Arts center faces another obstacle

Council discussed MICA lease at last meeting, despite wetland issue.

Update: The Council gave City Attorney Kari Sand and City Manager Noel Treat notes to use as they continue to work on the MICA lease. The lease is not currently on the Dec. 7 agenda, but could be added, Treat said.

A community arts venue subsidized almost entirely by private donors is facing another obstacle, again related to its proposed location in a park.

The Mercer Island Center for the Arts (MICA) has been negotiating with the city on a 50-year lease, of $1 per year. The proposed venue would be located in Town Center at the current Recycling Center, which is on a portion of Mercerdale Park.

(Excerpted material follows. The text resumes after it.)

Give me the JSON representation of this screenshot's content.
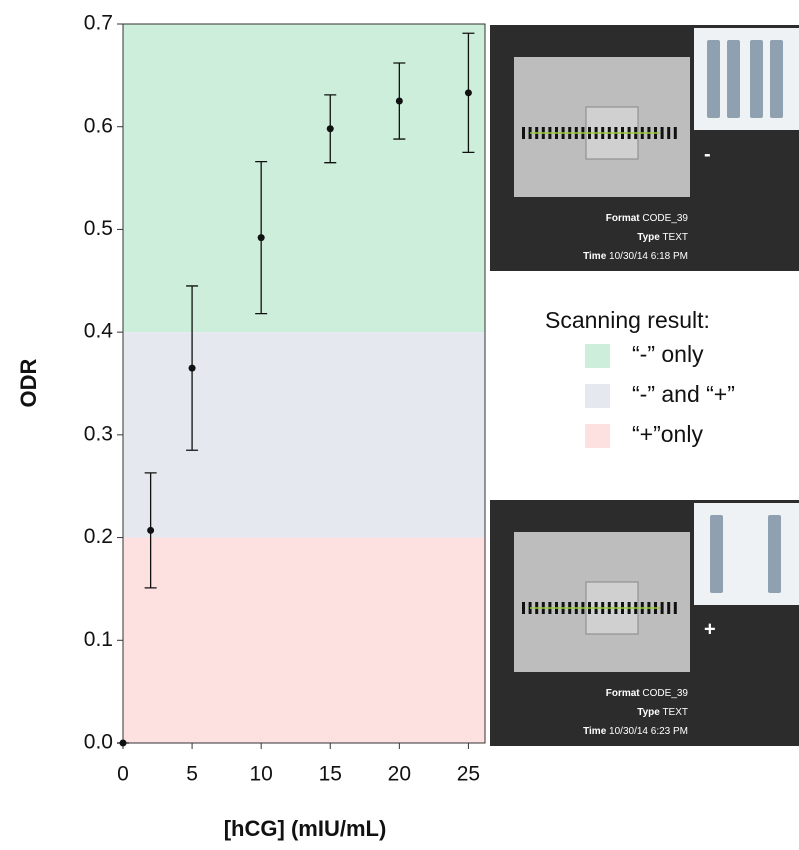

The lease went before the City Council on Nov. 16, but is still under review.

A Council task force looked at several locations for MICA and its main tenant, Youth Theatre Northwest (YTN), after YTN lost its home on school district property in 2013. They decided that Mercerdale would be the best option, though Mercer Island may need to alter its city code to make that site viable.

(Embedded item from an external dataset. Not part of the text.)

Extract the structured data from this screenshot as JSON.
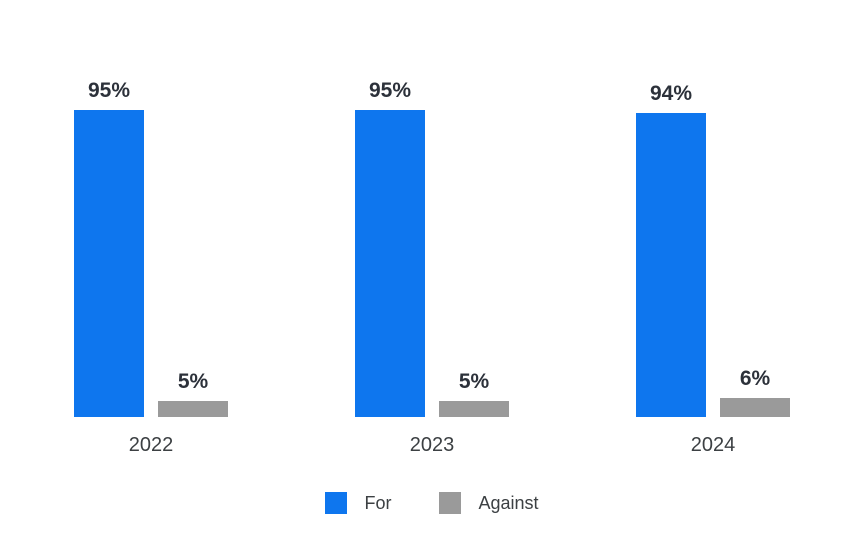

There is a wetland at the proposed premises that is more than two acres in size, and Mercer Island City Code (MICC) does not allow alteration of a wetland over one acre. On Oct. 30, City Attorney Kari Sand received a letter from Jeff Kray with the Marten Law Group outlining his opinion “that the MICC prohibits the City from allowing MICA to build as proposed because doing so would disturb protected critical area wetlands and buffers.”

MICA proposes mitigation to offset the impacts, and “MICA’s Board and consultants are confident that we can both protect and enhance the wetlands and complete this valuable addition to Island life,” according to a MICA press release.

Both the proposed lease and the city code prohibit MICA from building on the site unless the critical area issues are resolved and all conditions to issue a permit area satisfied.

“Given the MICC, to move forward with permitting and construction, the current proposal for the Center will either need to be revised to comply with the current Code (such as re-orient or relocate the building on the site, reduce the building’s footprint, or other revisions), or the City will need to update its wetland regulations,” according to the Council’s Nov. 16 agenda bill.

The development would be able to proceed in other cities that have recently adopted new wetland codes, though Kray said that if the MICC did not prohibit MICA’s proposal, the project may need approval from the U.S. Army Corps of Engineers and one or more Washington State agencies.

MICA has been the center of community conversation for months. It provided several arts programs over the summer, including Pianos in the Parks, and its supporters spoke passionately to the Council at several meetings. MICA’s wetland consultant, The Watershed Company, and its supporters say that the wetland portion of the city code is “ambiguous.”

This is not the first hurdle MICA’s proposed location has faced. A group of community activists calling themselves the Concerned Citizens for Mercer Island Parks raised questions about the precedent of leasing public land to a private group. They argued that open spaces are a valued resource on Mercer Island and that giving away a portion of parkland should be a community decision that requires an advisory vote.

The group is drafting an initiative, but the City Council also has the option to put a question to the voters in the form of a ballot measure.

An advisory vote could cost anywhere from $20,000 to $70,000, depending on when the election is held, and how many other items are on the ballot. The costs are split between all of the jurisdictions with ballot measures. A special election would be the most expensive.

The Council may consider the lease ahead of, and separately from, other building permit review issues, such as the wetland issue, Sand said, as MICA has not submitted a complete building permit application to date.

The lease as drafted requires that the final design of the Center project – including signage, landscaping, traffic flow and parking – will be subject to the city’s land use regulations (including wetland regulations) and building permit processes.

There are other “key issues going forward,” according to the agenda bill, including the need to find appropriate off-site parking acceptable to the city, as the site cannot accommodate parking.

But the lease also describes the community benefits: removal of the old Recycling Center buildings; public/city use of facility for arts and education classes, public meetings, and recreation; and a back-up Emergency Operations Center. The lease requires the MICA building project to make upgrades to the Northwest Native Garden and Bicentennial Park and support the Farmers Market and Summer Celebration with new public restrooms, storage facilities, utilities and an outdoor stage.

Lease approval will enable MICA to begin the permitting, planning and fundraising necessary to build the venue. So far, it has raised $5 million of the $25 million needed for its capital campaign.